20*log10(abs(fft(f.')/N))
The term (f.') transposes rows to columns. I could have started as f(:,i) in the loop then I don't need transposing.
The plot function decides colours per each column.
I see you got your model so you may not need coding but it might be convenient sometimes.
Thanks Kaz,
I think I see where you are going with the Octave stuff. I will play with it. It sure gets a lot done in a few lines of code! Octave looks like a great tool. Thanks for the lesson.
Kaz,
Thanks again for turning me on to Octave. I re-worked my program in Octave using the fft function an compared it to the Sa function and, guess what, the fft is identical to the Goertzel, as expected. Here is a copy of my code for your reference...

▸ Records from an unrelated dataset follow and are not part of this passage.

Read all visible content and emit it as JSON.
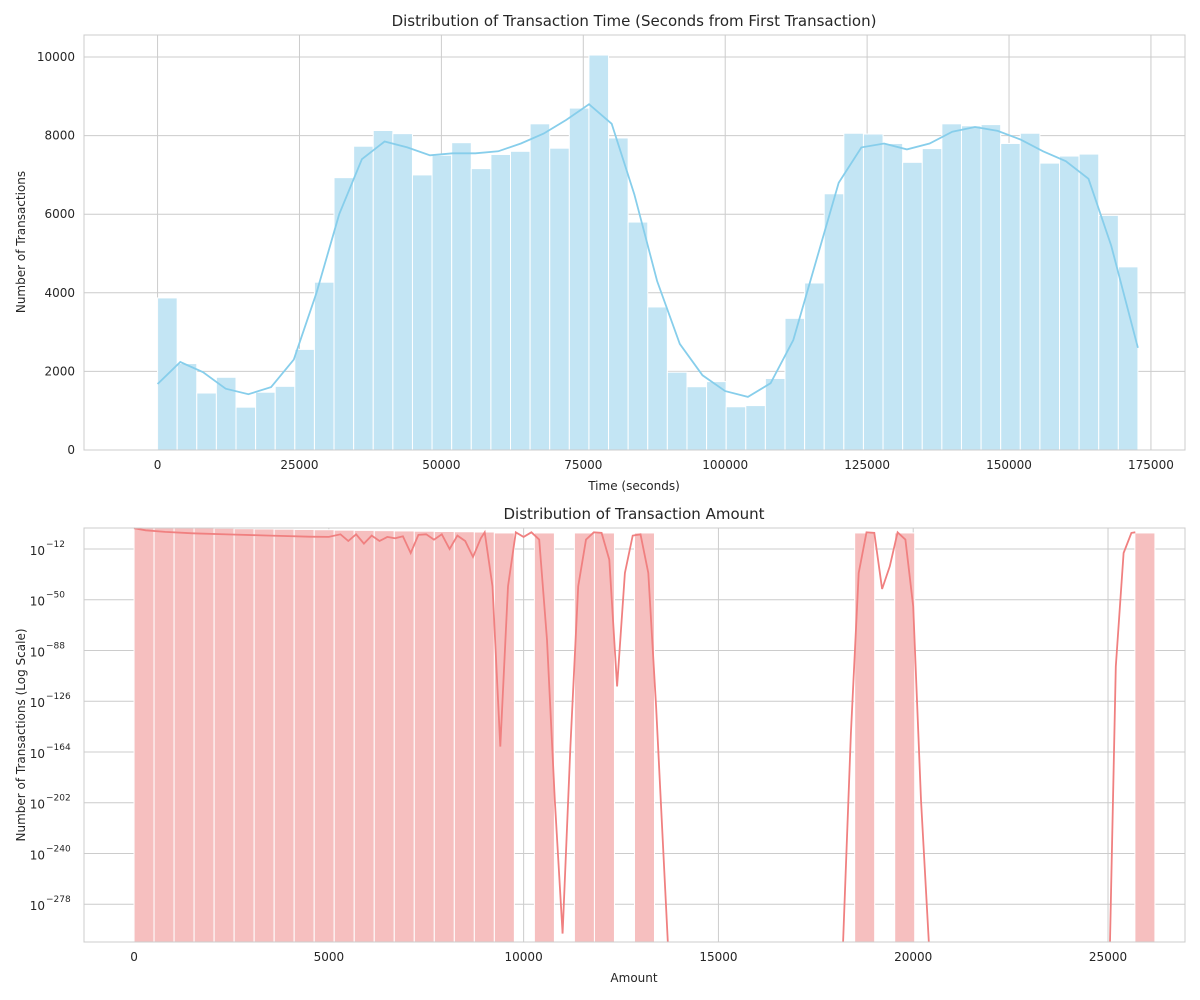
{
  "chart_data": [
    {
      "type": "bar",
      "title": "Distribution of Transaction Time (Seconds from First Transaction)",
      "xlabel": "Time (seconds)",
      "ylabel": "Number of Transactions",
      "xlim": [
        -12960,
        181000
      ],
      "ylim": [
        0,
        10560
      ],
      "xticks": [
        0,
        25000,
        50000,
        75000,
        100000,
        125000,
        150000,
        175000
      ],
      "xtick_labels": [
        "0",
        "25000",
        "50000",
        "75000",
        "100000",
        "125000",
        "150000",
        "175000"
      ],
      "yticks": [
        0,
        2000,
        4000,
        6000,
        8000,
        10000
      ],
      "ytick_labels": [
        "0",
        "2000",
        "4000",
        "6000",
        "8000",
        "10000"
      ],
      "grid": true,
      "bin_edges": [
        0,
        3454,
        6908,
        10363,
        13817,
        17271,
        20725,
        24179,
        27634,
        31088,
        34542,
        37996,
        41450,
        44905,
        48359,
        51813,
        55267,
        58721,
        62176,
        65630,
        69084,
        72538,
        75992,
        79447,
        82901,
        86355,
        89809,
        93263,
        96718,
        100172,
        103626,
        107080,
        110534,
        113989,
        117443,
        120897,
        124351,
        127805,
        131260,
        134714,
        138168,
        141622,
        145076,
        148531,
        151985,
        155439,
        158893,
        162347,
        165802,
        169256,
        172710
      ],
      "counts": [
        3870,
        2200,
        1450,
        1850,
        1090,
        1470,
        1620,
        2560,
        4270,
        6930,
        7730,
        8130,
        8050,
        7000,
        7500,
        7820,
        7160,
        7520,
        7600,
        8300,
        7680,
        8700,
        10050,
        7940,
        5800,
        3640,
        1980,
        1610,
        1740,
        1100,
        1130,
        1820,
        3350,
        4250,
        6520,
        8060,
        8040,
        7800,
        7320,
        7670,
        8300,
        8250,
        8280,
        7800,
        8060,
        7300,
        7480,
        7530,
        5970,
        4660
      ],
      "kde": {
        "x": [
          0,
          4000,
          8000,
          12000,
          16000,
          20000,
          24000,
          28000,
          32000,
          36000,
          40000,
          44000,
          48000,
          52000,
          56000,
          60000,
          64000,
          68000,
          72000,
          76000,
          80000,
          84000,
          88000,
          92000,
          96000,
          100000,
          104000,
          108000,
          112000,
          116000,
          120000,
          124000,
          128000,
          132000,
          136000,
          140000,
          144000,
          148000,
          152000,
          156000,
          160000,
          164000,
          168000,
          172710
        ],
        "y": [
          1680,
          2240,
          1980,
          1560,
          1420,
          1600,
          2300,
          4000,
          6000,
          7400,
          7850,
          7700,
          7500,
          7550,
          7550,
          7600,
          7800,
          8050,
          8400,
          8800,
          8300,
          6500,
          4300,
          2700,
          1900,
          1500,
          1350,
          1700,
          2800,
          4800,
          6800,
          7700,
          7800,
          7650,
          7800,
          8100,
          8220,
          8120,
          7900,
          7600,
          7350,
          6900,
          5200,
          2600
        ]
      },
      "color": "#87ceeb",
      "bar_fill": "#c3e5f4"
    },
    {
      "type": "bar",
      "title": "Distribution of Transaction Amount",
      "xlabel": "Amount",
      "ylabel": "Number of Transactions (Log Scale)",
      "yscale": "log",
      "xlim": [
        -1284.5,
        26976
      ],
      "ylim_log10": [
        -306.3,
        3.7
      ],
      "xticks": [
        0,
        5000,
        10000,
        15000,
        20000,
        25000
      ],
      "xtick_labels": [
        "0",
        "5000",
        "10000",
        "15000",
        "20000",
        "25000"
      ],
      "yticks_log10": [
        -12,
        -50,
        -88,
        -126,
        -164,
        -202,
        -240,
        -278
      ],
      "ytick_labels": [
        {
          "base": "10",
          "exp": "−12"
        },
        {
          "base": "10",
          "exp": "−50"
        },
        {
          "base": "10",
          "exp": "−88"
        },
        {
          "base": "10",
          "exp": "−126"
        },
        {
          "base": "10",
          "exp": "−164"
        },
        {
          "base": "10",
          "exp": "−202"
        },
        {
          "base": "10",
          "exp": "−240"
        },
        {
          "base": "10",
          "exp": "−278"
        }
      ],
      "grid": true,
      "bin_start": 0,
      "bin_width": 513.8,
      "bar_tops_log10": [
        5.5,
        4.7,
        4.2,
        3.8,
        3.5,
        3.2,
        3.0,
        2.8,
        2.6,
        2.4,
        2.1,
        1.9,
        1.7,
        1.5,
        1.3,
        1.1,
        0.9,
        0.7,
        0.0,
        null,
        0.0,
        null,
        0.0,
        0.0,
        null,
        0.0,
        null,
        null,
        null,
        null,
        null,
        null,
        null,
        null,
        null,
        null,
        0.0,
        null,
        0.0,
        null,
        null,
        null,
        null,
        null,
        null,
        null,
        null,
        null,
        null,
        null,
        0.0
      ],
      "kde_segments": [
        {
          "x": [
            0,
            300,
            800,
            1500,
            2500,
            3500,
            4500,
            5000,
            5300,
            5500,
            5700,
            5900,
            6100,
            6300,
            6500,
            6700,
            6900,
            7100,
            7300,
            7500,
            7700,
            7900,
            8100,
            8300,
            8500,
            8700,
            8900,
            9000,
            9200,
            9400,
            9600,
            9800,
            10000,
            10200,
            10400,
            10600,
            10800,
            11000
          ],
          "y": [
            3.5,
            2.0,
            0.8,
            -0.3,
            -1.2,
            -2.0,
            -2.8,
            -3.0,
            -1.0,
            -6.0,
            -1.0,
            -8.0,
            -2.0,
            -6.0,
            -3.0,
            -4.0,
            -2.5,
            -15.0,
            -1.5,
            -1.0,
            -5.0,
            -1.0,
            -12.0,
            -2.0,
            -6.0,
            -18.0,
            -4.0,
            0.5,
            -40.0,
            -160.0,
            -40.0,
            0.5,
            -3.0,
            0.5,
            -5.0,
            -80.0,
            -200.0,
            -300.0
          ]
        },
        {
          "x": [
            11000,
            11200,
            11400,
            11600,
            11800,
            12000,
            12200,
            12400,
            12600,
            12800,
            13000,
            13200,
            13400,
            13700
          ],
          "y": [
            -300.0,
            -160.0,
            -40.0,
            -5.0,
            0.5,
            0.0,
            -20.0,
            -115.0,
            -30.0,
            -2.0,
            -1.0,
            -30.0,
            -130.0,
            -306.0
          ]
        },
        {
          "x": [
            18200,
            18400,
            18600,
            18800,
            19000,
            19200,
            19400,
            19600,
            19800,
            20000,
            20200,
            20400
          ],
          "y": [
            -306.0,
            -150.0,
            -30.0,
            0.5,
            0.0,
            -42.0,
            -25.0,
            0.5,
            -5.0,
            -55.0,
            -200.0,
            -306.0
          ]
        },
        {
          "x": [
            25050,
            25200,
            25400,
            25600,
            25700
          ],
          "y": [
            -306.0,
            -100.0,
            -15.0,
            0.0,
            0.5
          ]
        }
      ],
      "color": "#f08080",
      "bar_fill": "#f6bfbf"
    }
  ]
}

%%%%%%%%%%%%%%%%%%%%%%%%%%%%%%%%%%%%%%%%%%
clear; clc;
fo = 2245; % analysis frequency
fs = 15625; % sample frequency
N = 174; % the number of points in the FFT
A=2; % peak amplitude of the sine wave
f1=1045; % the lower sweep frequency
f2= 3445; % the upper sweep frequency limit
num_pts= 240; % the number of frequency points per sweep
fo_bin = round(N*fo/fs)+1; % the bin number of the analysis frequency
freq_axis=f1:(f2-f1)/num_pts:f2;
d = f1:(f2-f1)/num_pts:f2;
for i = 1:length(d)
f(i,:) = A*sin(2*pi*(0:N-1)*d(i)/fs);
k = (freq_axis(i)-fo) * N * pi / fs;
if (k == 0)
Sa(i) = 0;
else
Sa(i) = 20*log10(abs(sin(k)/k));
endif
end
r = 20*log10(abs(fft(f.')/N));
data = r(fo_bin,:);
plot(freq_axis, data,"k", freq_axis, Sa, "m");
title("Bandwidth Comparison of Sa and FFT Functions");
xlabel("Frequency (Hz)");
ylabel("dB Amplitude");
grid;
legend ("FFT", "Sa");
ylim([-40,0]);
%%%%%%%%%%%%%%%%%%%%%%%%%%%%%%%%%%%%%%%%%%
Great, you have beaten my quarter century experience in few hours.
Octave is GNU tool emulating Matlab within legal constraints.
Some functions are not available or may slightly mismatch with Matlab due to trade secrets.
If you want Matlab you can sign up and use their online free version.
Goertzel is only a special implementation of DFT which is itself a discrete form of Fourier Transform..
May be it is only a tiny detail in practice but the frequency response of a finite aperture is indeed a "sinc" but if the aperture is discrete it is a "Fej" function. This may be significantly different for small number of points.
LK
Thanks for the suggestion I will investigate.